Arkady Rokossovsky felt like a millionaire.
He was pleased when the General Assembly had suspended debate on the Lobynian sanctions. He would be returning to Moscow in another week and he wanted to make certain he brought along with him as many tapes as he could carry.
He left the video store with two full bags.
Arkady balanced the bags in one hand as he searched through his pockets for his car keys. In the days of the old Soviet empire, he would have had his own personal driver, but these days everything was on a much tighter budget Sometimes he missed the old days.
He was almost at the car when he began to get the feeling he was being watched. It was an odd sensation. One that he hadn't felt in some time.

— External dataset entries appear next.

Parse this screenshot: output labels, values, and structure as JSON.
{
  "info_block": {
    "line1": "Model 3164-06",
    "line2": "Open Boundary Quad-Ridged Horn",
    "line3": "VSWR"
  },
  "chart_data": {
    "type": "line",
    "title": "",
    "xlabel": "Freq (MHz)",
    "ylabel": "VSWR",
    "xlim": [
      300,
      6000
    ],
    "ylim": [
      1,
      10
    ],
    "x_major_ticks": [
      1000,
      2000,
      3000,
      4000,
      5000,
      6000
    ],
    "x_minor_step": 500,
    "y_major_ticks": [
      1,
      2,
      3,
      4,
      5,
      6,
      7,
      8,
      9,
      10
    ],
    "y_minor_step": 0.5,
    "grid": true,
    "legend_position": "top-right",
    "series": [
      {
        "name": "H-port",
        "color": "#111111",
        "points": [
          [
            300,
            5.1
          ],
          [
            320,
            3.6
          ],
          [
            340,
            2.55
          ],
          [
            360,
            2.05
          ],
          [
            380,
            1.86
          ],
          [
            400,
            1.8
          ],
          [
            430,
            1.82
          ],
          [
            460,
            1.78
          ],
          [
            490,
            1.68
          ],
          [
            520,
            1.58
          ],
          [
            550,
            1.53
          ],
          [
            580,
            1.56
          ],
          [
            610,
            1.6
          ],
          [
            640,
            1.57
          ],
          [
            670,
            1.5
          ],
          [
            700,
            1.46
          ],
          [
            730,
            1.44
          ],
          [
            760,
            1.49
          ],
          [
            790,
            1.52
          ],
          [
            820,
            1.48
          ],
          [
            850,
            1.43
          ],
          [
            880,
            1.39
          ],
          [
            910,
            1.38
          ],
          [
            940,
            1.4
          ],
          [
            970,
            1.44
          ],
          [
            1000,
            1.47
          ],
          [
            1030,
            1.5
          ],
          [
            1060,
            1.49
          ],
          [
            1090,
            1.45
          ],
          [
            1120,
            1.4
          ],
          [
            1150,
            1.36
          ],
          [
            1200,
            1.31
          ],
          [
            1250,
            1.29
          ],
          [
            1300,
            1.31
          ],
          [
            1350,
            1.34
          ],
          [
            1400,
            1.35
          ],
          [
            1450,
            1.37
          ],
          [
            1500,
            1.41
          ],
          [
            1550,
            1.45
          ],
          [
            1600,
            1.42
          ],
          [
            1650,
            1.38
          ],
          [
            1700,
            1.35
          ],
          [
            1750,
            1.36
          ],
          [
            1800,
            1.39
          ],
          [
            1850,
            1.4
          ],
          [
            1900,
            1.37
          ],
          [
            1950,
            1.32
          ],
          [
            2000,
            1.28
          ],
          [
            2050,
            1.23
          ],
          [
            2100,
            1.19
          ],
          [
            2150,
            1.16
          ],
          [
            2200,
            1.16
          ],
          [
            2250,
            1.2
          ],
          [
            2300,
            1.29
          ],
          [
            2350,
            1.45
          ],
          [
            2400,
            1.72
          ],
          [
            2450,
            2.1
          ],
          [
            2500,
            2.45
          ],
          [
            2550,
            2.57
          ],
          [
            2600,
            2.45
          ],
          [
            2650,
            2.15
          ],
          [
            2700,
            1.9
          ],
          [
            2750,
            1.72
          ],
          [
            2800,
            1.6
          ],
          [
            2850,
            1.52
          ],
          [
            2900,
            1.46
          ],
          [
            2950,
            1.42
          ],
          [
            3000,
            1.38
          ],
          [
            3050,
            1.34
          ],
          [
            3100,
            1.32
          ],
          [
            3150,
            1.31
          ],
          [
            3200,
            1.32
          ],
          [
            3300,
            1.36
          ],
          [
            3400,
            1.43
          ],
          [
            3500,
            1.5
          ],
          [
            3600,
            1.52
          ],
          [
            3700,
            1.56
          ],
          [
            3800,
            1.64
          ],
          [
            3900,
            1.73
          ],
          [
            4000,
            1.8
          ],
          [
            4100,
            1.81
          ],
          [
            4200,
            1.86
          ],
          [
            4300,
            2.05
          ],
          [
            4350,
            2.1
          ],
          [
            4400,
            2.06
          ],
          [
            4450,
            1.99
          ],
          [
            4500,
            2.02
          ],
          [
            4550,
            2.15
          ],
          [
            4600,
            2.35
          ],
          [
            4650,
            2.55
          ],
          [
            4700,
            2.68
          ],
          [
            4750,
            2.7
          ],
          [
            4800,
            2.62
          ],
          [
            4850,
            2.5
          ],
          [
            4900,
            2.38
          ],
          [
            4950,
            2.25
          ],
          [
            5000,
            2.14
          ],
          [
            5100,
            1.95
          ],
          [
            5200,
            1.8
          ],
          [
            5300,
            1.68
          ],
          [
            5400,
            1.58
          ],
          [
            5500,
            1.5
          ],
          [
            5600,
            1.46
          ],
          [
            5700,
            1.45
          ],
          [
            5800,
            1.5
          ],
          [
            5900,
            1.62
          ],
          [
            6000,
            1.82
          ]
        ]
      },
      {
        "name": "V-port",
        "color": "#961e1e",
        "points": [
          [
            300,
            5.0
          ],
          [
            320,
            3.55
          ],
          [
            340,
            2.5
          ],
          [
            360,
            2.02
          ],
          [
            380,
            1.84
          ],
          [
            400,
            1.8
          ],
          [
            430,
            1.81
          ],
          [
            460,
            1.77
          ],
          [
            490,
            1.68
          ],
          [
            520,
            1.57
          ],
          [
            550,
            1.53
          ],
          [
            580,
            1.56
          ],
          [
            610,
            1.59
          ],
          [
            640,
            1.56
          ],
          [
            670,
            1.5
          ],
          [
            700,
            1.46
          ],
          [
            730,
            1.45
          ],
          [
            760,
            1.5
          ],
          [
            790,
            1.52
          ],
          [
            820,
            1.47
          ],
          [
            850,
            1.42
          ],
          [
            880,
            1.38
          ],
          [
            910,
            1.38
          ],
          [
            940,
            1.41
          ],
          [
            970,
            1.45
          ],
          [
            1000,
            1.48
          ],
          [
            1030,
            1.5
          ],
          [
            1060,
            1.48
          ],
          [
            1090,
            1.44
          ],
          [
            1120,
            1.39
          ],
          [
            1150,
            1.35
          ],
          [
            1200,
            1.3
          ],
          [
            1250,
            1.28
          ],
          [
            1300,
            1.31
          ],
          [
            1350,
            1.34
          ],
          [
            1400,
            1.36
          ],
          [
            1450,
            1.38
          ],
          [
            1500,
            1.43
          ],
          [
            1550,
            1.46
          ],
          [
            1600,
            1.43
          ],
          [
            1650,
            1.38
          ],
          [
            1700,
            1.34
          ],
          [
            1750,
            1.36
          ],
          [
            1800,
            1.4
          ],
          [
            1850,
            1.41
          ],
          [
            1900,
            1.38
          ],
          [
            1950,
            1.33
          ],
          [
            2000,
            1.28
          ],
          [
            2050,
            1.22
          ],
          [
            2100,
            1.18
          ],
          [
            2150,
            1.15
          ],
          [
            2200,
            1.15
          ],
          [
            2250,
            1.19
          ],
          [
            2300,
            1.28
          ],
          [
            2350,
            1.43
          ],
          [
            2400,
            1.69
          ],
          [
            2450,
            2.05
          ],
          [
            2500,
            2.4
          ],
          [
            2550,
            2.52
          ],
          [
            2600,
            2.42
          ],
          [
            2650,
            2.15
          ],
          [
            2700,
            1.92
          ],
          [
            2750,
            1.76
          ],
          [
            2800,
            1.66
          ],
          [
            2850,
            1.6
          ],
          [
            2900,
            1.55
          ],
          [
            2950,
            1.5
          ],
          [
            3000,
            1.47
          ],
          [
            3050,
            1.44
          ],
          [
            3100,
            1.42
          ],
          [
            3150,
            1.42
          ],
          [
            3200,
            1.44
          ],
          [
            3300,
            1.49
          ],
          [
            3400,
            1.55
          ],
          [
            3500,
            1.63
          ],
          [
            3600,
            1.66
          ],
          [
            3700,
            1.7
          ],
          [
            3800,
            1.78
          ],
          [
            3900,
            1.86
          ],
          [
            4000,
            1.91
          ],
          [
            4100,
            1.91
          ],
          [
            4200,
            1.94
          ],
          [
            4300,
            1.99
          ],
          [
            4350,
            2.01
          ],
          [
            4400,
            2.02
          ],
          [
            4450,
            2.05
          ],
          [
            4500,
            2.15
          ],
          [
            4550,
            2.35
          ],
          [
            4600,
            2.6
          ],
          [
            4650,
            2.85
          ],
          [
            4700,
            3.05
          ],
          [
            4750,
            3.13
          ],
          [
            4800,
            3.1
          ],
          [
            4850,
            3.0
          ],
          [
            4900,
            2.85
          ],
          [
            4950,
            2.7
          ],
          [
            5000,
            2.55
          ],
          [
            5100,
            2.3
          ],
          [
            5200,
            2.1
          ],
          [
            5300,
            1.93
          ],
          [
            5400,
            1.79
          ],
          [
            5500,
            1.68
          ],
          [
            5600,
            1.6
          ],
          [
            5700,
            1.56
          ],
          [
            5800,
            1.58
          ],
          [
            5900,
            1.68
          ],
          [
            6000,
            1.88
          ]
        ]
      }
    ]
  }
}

He had been part of the mission in the old days, back when nearly all of the Soviet diplomatic corps was KGB. In fact, when he first saw the FBI warning at the beginning of a videotaped movie, he thought that the American federal police agency had somehow found a way to watch him through his television set. His belief in an omnipresent state was that in-grained.
But this was different than KGB surveillance.
There was a strange thrill of electricity around him.
The very air seemed charged.
He was at his car. Arkady, fumbling now, placed his key in the driver's-side door lock.
The pressure around the Russian ambassador suddenly changed. Arkady thought he saw something move out of the corner of his eye.
For an instant, he swore he saw a bony hand with long, tapered fingernails flash before his field of vision. Then he saw nothing.
Secretary of State Helena Eckert passed her doorman at the Brewster Building on Park Avenue.
Since her appointment to State, she spent very little time here. It was good to be home.
The doorman politely touched the brim of his cap as he held the door open wide. She didn't even acknowledge his presence, pretending instead that the door had mysteriously opened of its own volition.
She was a matronly sixty-year-old woman who used too much makeup and spent too little time applying it. Her lips were smeared with sorry streaks of red, her cheeks caked with blotches of orange rouge and her forehead daubed with bits of shimmery blue where an overzealous application of eyeliner had spilled over. Her hair, tinged blue, looked as though it had been styled at Bellevue.